Emilia’s breath caught. “How do you know that?”

“Because I’ve been watching you since that first night. Since you stood in that service corridor and looked at me like I was a puzzle you couldn’t wait to solve, and I realized you were the only person at that entire event who didn’t give a damn about my name or my money or my reputation.” I held her gaze. “You just saw me. Whatever that’s worth.”

“I saw a target,” she said. Quieter than before.

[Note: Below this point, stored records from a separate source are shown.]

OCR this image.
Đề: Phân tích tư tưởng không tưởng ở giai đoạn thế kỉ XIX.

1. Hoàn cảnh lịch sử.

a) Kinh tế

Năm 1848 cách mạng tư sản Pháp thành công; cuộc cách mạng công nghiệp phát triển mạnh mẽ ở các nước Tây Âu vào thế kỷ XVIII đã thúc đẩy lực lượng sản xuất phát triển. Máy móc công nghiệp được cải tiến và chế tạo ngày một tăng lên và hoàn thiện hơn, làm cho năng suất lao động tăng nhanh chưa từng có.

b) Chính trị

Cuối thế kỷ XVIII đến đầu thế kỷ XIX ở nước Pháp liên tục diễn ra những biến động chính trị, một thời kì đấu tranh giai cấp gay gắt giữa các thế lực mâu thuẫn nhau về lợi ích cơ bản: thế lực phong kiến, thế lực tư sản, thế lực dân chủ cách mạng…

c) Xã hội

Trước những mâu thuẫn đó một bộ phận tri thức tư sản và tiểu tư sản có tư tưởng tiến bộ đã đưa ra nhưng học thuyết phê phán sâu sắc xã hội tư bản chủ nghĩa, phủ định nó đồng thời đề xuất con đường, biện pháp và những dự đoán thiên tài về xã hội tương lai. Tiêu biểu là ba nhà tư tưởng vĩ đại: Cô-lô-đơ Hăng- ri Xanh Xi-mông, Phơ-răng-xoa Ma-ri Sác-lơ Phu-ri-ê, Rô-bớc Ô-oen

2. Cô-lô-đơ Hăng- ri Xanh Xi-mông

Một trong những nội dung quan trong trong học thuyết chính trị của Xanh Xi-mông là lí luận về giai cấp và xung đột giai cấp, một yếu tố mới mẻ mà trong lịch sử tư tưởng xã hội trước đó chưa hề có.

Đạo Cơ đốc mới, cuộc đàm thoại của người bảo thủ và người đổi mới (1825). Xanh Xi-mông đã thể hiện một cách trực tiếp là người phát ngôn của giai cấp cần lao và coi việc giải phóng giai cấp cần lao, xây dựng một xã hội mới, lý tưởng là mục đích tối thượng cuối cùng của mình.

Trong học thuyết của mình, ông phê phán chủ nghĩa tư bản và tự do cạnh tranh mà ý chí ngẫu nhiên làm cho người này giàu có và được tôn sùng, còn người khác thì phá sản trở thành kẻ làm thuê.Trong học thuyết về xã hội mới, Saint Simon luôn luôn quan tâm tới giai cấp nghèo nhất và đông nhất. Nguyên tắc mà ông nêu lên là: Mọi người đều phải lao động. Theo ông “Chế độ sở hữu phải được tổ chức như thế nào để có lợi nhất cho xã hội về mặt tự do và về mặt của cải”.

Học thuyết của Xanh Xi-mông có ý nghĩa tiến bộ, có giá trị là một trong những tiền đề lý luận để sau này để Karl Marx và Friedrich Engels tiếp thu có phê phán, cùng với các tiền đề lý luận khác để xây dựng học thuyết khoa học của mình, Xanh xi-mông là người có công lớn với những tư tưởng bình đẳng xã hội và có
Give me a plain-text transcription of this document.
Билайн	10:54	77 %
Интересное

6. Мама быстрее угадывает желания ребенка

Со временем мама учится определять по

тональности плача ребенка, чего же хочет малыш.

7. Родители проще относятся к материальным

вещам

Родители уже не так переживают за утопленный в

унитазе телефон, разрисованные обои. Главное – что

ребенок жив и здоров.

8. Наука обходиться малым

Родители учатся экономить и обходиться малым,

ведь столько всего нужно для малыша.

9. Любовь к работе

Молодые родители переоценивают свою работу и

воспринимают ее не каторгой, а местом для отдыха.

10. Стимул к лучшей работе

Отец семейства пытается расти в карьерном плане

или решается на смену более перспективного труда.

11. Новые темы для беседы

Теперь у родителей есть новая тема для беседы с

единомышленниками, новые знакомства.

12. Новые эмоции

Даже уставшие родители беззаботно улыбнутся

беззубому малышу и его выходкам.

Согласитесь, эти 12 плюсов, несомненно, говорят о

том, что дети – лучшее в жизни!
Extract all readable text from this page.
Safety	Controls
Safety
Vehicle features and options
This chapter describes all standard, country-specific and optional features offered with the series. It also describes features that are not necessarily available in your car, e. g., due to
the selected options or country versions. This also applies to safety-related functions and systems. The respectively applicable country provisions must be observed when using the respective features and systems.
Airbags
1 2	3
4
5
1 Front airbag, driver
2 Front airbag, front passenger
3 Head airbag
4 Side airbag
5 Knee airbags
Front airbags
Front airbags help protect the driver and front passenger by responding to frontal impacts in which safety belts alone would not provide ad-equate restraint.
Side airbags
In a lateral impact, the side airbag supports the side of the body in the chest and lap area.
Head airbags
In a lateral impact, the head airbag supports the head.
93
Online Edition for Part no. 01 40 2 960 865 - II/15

“Maybe at first.” I lifted her hand from her lap, pressed my lips to her knuckles — felt her breath stutter. “But not anymore. And I don’t think that’s what you see either.”

The city slid past the windows. Neither of us spoke.

Then she looked at me — really looked, the same way I’d been looking at her, and I watched her do the thing I’d seen her do a hundred times: run the calculation, weigh the evidence, arrive at a conclusion.

This time the conclusion was me.

She crossed the space between us and her mouth found mine — not frantic, not impulsive, but with the specific deliberateness of a woman who had decided something and was following through on it completely. I responded instantly, one hand coming up to cradle her jaw, the other finding her waist as she shifted closer.

She kissed like she did everything else — with total commitment, nothing held back, no half-measures. The kind of kiss that made it impossible to remember why this had seemed complicated.

I drew back just enough to look at her — flushed, eyes dark, the professional composure thoroughly dismantled — and felt something loosen in my chest that had been wound tight since the moment she’d stepped back in my office.

“You’re sure,” I said. Not a question, but needing the confirmation anyway.

“Sebastian.” Her hands framed my face, her thumbs tracing my jaw. “I watched you stand between me and an entire room of people who wanted to see me fail tonight. I watched you deal with Thornton and the journalist and that man on the terrace, and you did all of it without asking me to be grateful or smaller or different than I am.” Her eyes held mine. “I’m sure.”

Something moved through me at that — too large and too specific to name cleanly. I kissed her again instead, deeper this time, and felt her exhale against my mouth like she’d been holding it for weeks.

My hands found the zipper at her back and drew it down slowly, feeling her breath hitch as the silk loosened. I pushed the dress from her shoulders with both palms, letting my hands travel the full length of her arms as the fabric fell, learning the warmth of her skin in the dark.

The lace of her bra was pale against her, and I traced the edge of it with my fingertips — the curve of the underwire, the swell of her breast above it — before cupping her fully in both hands.

She was soft and warm and perfect, and when my thumbs brushed her nipples through the thin lace she made a sound that landed low in my gut and stayed there.

“Beautiful,” I said against her throat, and meant it in ways that had nothing to do with the dress or the evening or anything except the woman currently arching into my hands. I rolled her nipples gently between my fingers, felt them tighten and peak, felt her fingers dig into my shoulders in response. “You have no idea what you do to me.”